In the wake of his retirement from the position of archabbot, Rev. Douglas R. Nowicki, O.S.B., does not see himself as retired from being a monk. He keenly notes that Saint Benedict never mentions retirement in the Rule, but instead the older monks must continue to be good role models for the younger ones. “At Saint Vincent a monk is expected to work until he drops dead. I expect to do just that and so, I would appreciate a prayer once in a while,” he said.

Nowicki formally retired as archabbot on May 8, 2020 at the age of 75, the age when all abbots are required by Benedictine American-Cassinese Congregation to submit a resignation. Then it was up to the monastery to decide his successor. The election was supposed to be held on May 8, but it was delayed to June 22 because of the COVID-19 pandemic. Even so, over 160 monks from around the world were still able to take part in the process, elevating Fr. Martin Bartel, O.S.B., to lead the monastery.

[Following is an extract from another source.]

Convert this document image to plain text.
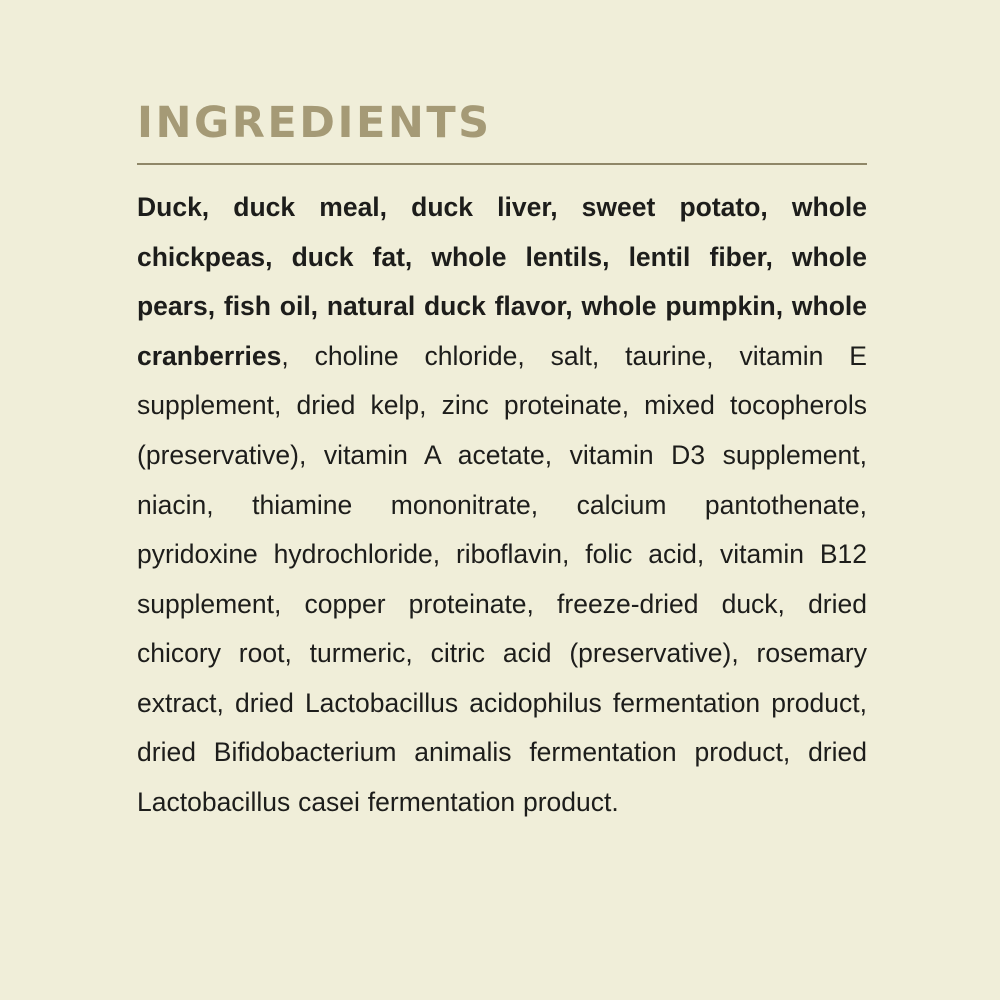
INGREDIENTS

Duck, duck meal, duck liver, sweet potato, whole chickpeas, duck fat, whole lentils, lentil fiber, whole pears, fish oil, natural duck flavor, whole pumpkin, whole cranberries, choline chloride, salt, taurine, vitamin E supplement, dried kelp, zinc proteinate, mixed tocopherols (preservative), vitamin A acetate, vitamin D3 supplement, niacin, thiamine mononitrate, calcium pantothenate, pyridoxine hydrochloride, riboflavin, folic acid, vitamin B12 supplement, copper proteinate, freeze-dried duck, dried chicory root, turmeric, citric acid (preservative), rosemary extract, dried Lactobacillus acidophilus fermentation product, dried Bifidobacterium animalis fermentation product, dried Lactobacillus casei fermentation product.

Reflecting on the discernment process, Fr. Brian Boosel, O.S.B., described it as “a profoundly holy moment as well as a time of great joy and excitement.” And while he expressed excitement about the future with a new abbot, he noted that in May the monastic community held a special dinner to honor the contributions of Nowicki.

Retired Archabbot Douglas refuses to let “retirement” slow him down. (Source: Saint Vincent Archabbey)

Elected in January of 1991, Nowicki made significant contributions to the greater Saint Vincent community, especially in the area of athletics. Over those thirty years, his fundraising brought about the building of the Resnick Pool and renovations of the Carey Center’s sports facilities, among other projects. Varsity sports proliferated under such efforts, with the most recent addition being the Women’s Bowling team.

Despite all this success on and off the field, Nowicki does not see himself as much of a fundraiser. “I've frequently asked alumni and friends who believe in the values and mission of Saint Vincent College to help students who need some financial support to attend college,” Nowicki said. “Every young person is entitled to a good education. Saint Vincent College provides that opportunity.”

Br. Cassian Edwards, O.S.B, though only a monk for five years, commended Nowicki for his leadership as archabbot. “[He] did great work in helping Saint Vincent to be a well-grounded and stable institution for those who come here to study and learn, as well as a haven of peace and prayer for those who come here for spiritual rest,” Edwards said. And yet Nowicki works as if his greatest contributions are still on the horizon. Now, he assists the Fred Rogers Scholars at the Rogers Center to “help children grow as confident, competent and caring human beings.”

Speaking more broadly, Nowicki hopes that Saint Vincent and its community will continue to uphold the mission of Christ by acknowledging responsibility for one another in striving for successful and meaningful lives. He encourages students to continue wearing their masks and practice social distancing, while also exercising “common sense—study, exercise, diet, sleep and pray.”